Padgett's complaint, filed Sept. 3, alleges MSU's denial of the request violates both the First and the Fourteenth amendments.
According to the complaint, Padgett does not consider himself a part of the "alt-right" — a white nationalist movement — but he is a supporter of Spencer and is the organizer of Spencer's collegiate speaking tour.
Evan McClaren, NPI's executive director, said the organization expects the ultimate result of the lawsuit will require MSU to honor Padgett's original request to rent a room for Spencer to speak on campus.

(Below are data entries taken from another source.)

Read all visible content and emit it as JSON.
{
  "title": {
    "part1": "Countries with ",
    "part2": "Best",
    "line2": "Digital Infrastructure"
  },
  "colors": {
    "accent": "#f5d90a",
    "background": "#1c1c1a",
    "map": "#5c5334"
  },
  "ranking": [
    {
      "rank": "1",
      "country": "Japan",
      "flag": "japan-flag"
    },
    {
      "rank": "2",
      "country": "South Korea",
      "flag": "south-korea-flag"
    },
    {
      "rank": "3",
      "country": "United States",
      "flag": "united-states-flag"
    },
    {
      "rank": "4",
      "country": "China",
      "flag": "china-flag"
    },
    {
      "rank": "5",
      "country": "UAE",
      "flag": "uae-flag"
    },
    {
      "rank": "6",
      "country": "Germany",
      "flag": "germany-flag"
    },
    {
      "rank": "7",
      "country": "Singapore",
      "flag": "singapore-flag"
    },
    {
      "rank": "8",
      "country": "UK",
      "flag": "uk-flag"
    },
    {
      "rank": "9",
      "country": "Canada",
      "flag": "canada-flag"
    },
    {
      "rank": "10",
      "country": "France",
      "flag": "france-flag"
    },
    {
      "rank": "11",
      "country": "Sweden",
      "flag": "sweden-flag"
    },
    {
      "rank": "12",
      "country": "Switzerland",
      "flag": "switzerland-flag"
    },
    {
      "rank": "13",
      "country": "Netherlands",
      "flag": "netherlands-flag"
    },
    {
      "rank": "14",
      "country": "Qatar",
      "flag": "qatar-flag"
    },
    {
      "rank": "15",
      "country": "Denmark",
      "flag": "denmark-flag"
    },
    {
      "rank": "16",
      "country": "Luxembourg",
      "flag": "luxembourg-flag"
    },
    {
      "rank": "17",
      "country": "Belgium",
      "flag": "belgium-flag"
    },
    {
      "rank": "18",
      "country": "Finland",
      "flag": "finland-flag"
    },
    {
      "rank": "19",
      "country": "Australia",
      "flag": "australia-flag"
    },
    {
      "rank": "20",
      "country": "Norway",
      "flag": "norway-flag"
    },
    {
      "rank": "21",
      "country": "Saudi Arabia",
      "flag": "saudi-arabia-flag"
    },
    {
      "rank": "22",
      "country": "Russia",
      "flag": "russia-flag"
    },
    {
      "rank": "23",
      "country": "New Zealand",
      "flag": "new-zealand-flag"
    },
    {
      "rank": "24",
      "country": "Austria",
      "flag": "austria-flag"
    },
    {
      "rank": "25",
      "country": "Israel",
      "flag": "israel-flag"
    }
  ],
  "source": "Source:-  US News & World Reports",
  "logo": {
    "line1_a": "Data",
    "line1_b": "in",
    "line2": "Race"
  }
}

"The law in this area is not complicated, and universities like MSU that are seeking to bar Richard Spencer from speaking on their campuses are in the wrong," McClaren said in an email. "They are pursuing their courses of action for transparently ideological reasons, even though they seek to excuse themselves through a pretend public-safety logic that amounts to a heckler's veto. They want to train their students to believe, reflexively rather than reflectively, that any non-multicultural viewpoint or principled stand for white interests equates to hate, violence, and terrorism."
Padgett, a 23-year-old senior at Georgia State University, filed a request with MSU to rent a room for Spencer in July, according to the press release. MSU denied that request in August, citing concerns about public safety following violence in Charlottesville, Virginia.
"This decision was made due to significant concerns about public safety in the wake of the tragic violence in Charlottesville last weekend," MSU President Lou Anna K. Simon said in a statement on Aug. 17. "While we remain firm in our commitment to freedom of expression, our first obligation is to the safety and security of our students and our community."
The lawsuit was filed by attorney Kyle Bristow of Bristow Law, PLLC on behalf of Padgett. According to his website, Bristow is an award-winning attorney who primarily practices in criminal and juvenile defense, family law, civil litigation, criminal record expungement and appeals.
An MSU alumnus, Bristow was president of Young Americans for Freedom, or YAF, during his time at MSU. Under Bristow’s leadership, MSU YAF was the first college organization placed on the Southern Poverty Law Center’s list of hate groups, according to a State News article from 2008.
Bristow — in conjunction with another attorney — also filed a lawsuit on behalf of Padgett in April. The lawsuit, Padgett v. Auburn University, is almost identical to the lawsuit filed against MSU.
The Alabama-based university denied a request to host Spencer, but a federal court judge ordered them to let Padgett rent a room for Spencer to speak on campus. Auburn University settled out of court for $29,000, according to the press release.
"We expect the same ultimate result here as in the Auburn case," McClaren said.
An MSU spokesperson could not be reached for comment at the time of publication. The Lansing State Journal reports MSU spokesperson Kent Cassella said the university is aware of the lawsuit and the decision to deny NPI's request was made following consultation with law enforcement officials.